At the heart of Nigeria’s woes is unhealthy competition for political power especially at the centre – because it unlocks access to oil wealth and unprecedented lordship over our collective destinies. 182 million people, organised as three major ethnic groups and 300 others compete for too few rewards. The result is rivalry, nepotism and a zero sum game of national retrogression. Sadly, this game feeds into all spheres of national life. Admission spaces into Kings College, selection of permanent secretaries, that entry level position at the central bank, infrastructural projects to benefit from China’s benevolence.
At a micro level, citizens compete for sustenance. How? During former president Obasanjo’s tenure, power generation reached 4,000 MW. For a population of 100m people, that worked out to 40W/person. Under President Jonathan, we celebrated a Power Sector Roadmap and again hit 4,000MW. With 182 million people, that comes to 22W/person. Please define retrogression!
How do we put this great country on the path of the future it deserves?
But first, where are we headed as a country? First, we need to decide what we want to be. And clearly communicate the vision before we set about building. So anew, we need to ask what the end-game is. What is the future we see as a country? What is our global advantage, contribution, identity?
Are we trying to supply the world’s need of hide or leather, electric or completely knocked down cars, entertainment, robots or people? Will Nigeria become a manufacturing hub, an entertainment capital, a trade centre, a consumers’ market, a tourist attraction or an energy giant?
What infrastructure?
Because this determines the infrastructure we will build, or prioritise. Should we develop infrastructure around agriculture, manufacturing or banking? Will all roads lead to the ports, as with our colonial masters? Are we going to learn from Kenya and take bandwidth from submarine cables at the coast to the fringes of our territory? Should we localise gas and power plants around manufacturing hubs or build knowledge capital to solve the world’s needs of talent?
Strengthen the law
Are we ready to set up the governance sub-structure on which everything sane and sound rests? Central to any form of development is the supremacy of the law which is encapsulated in the enduring value of common good, the sanctity of contracts and the triumph of institutions. The law (and the institutions that serve it) is any society’s strongest security. It must always hold supreme.
Educate for development
I believe government will not need to bother about creating jobs when there is a functional educational system. Government creates an enabling system, opportunity creates jobs. And a good educational system creates solutions for society, be it industrial or social. Nigeria needs problem solvers across industry, education, governance, social order, everywhere.
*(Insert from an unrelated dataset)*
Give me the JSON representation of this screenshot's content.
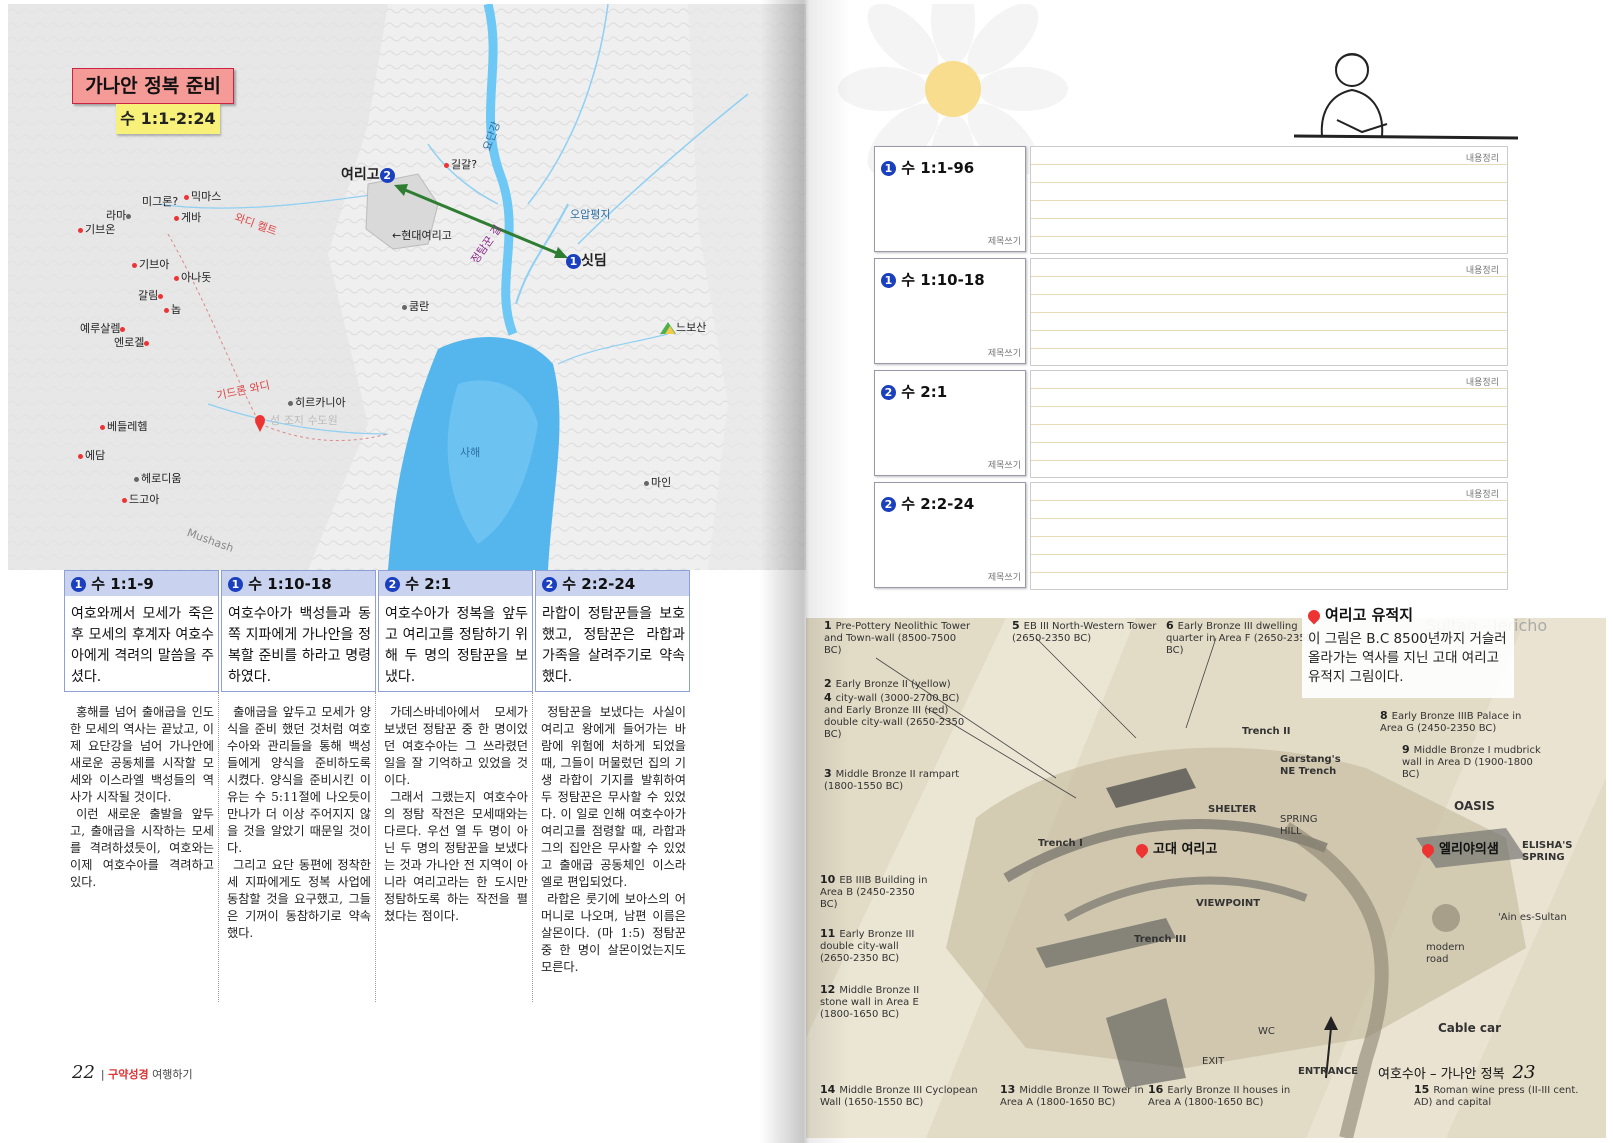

So, let’s teach math. STEM. Philosophy. Ethics. Life. Our proud culture.
Leverage the Nigerian Diaspora
I strongly believe that we need to tap deeper into the Diaspora. Nigeria’s accomplished Diaspora must offer more than remittances, which by the way have been invaluable. I consider Nigerians in the Diaspora strategic national assets. We have loaned them to the world. It is time to have them work for Nigeria. We cannot solve all our problems in one generation. Heck, we cannot solve all our problems! But we must solve our biggest problems; those that inhibit every Nigerian from living their lives to the peak of their powers.
I always dream of a reunion of the 2009 Goldman Spring interns sometime in 2052. The discussion is centred on entrepreneurship. Nadine, the shy Iranian says incredulously: “Can you imagine, Nigerian youth created the most number of $1bn-revenue companies in the last 30 years?” Everyone is astonished. Cedric shrugs: “what do you expect when a country entrusts great things to its young people?”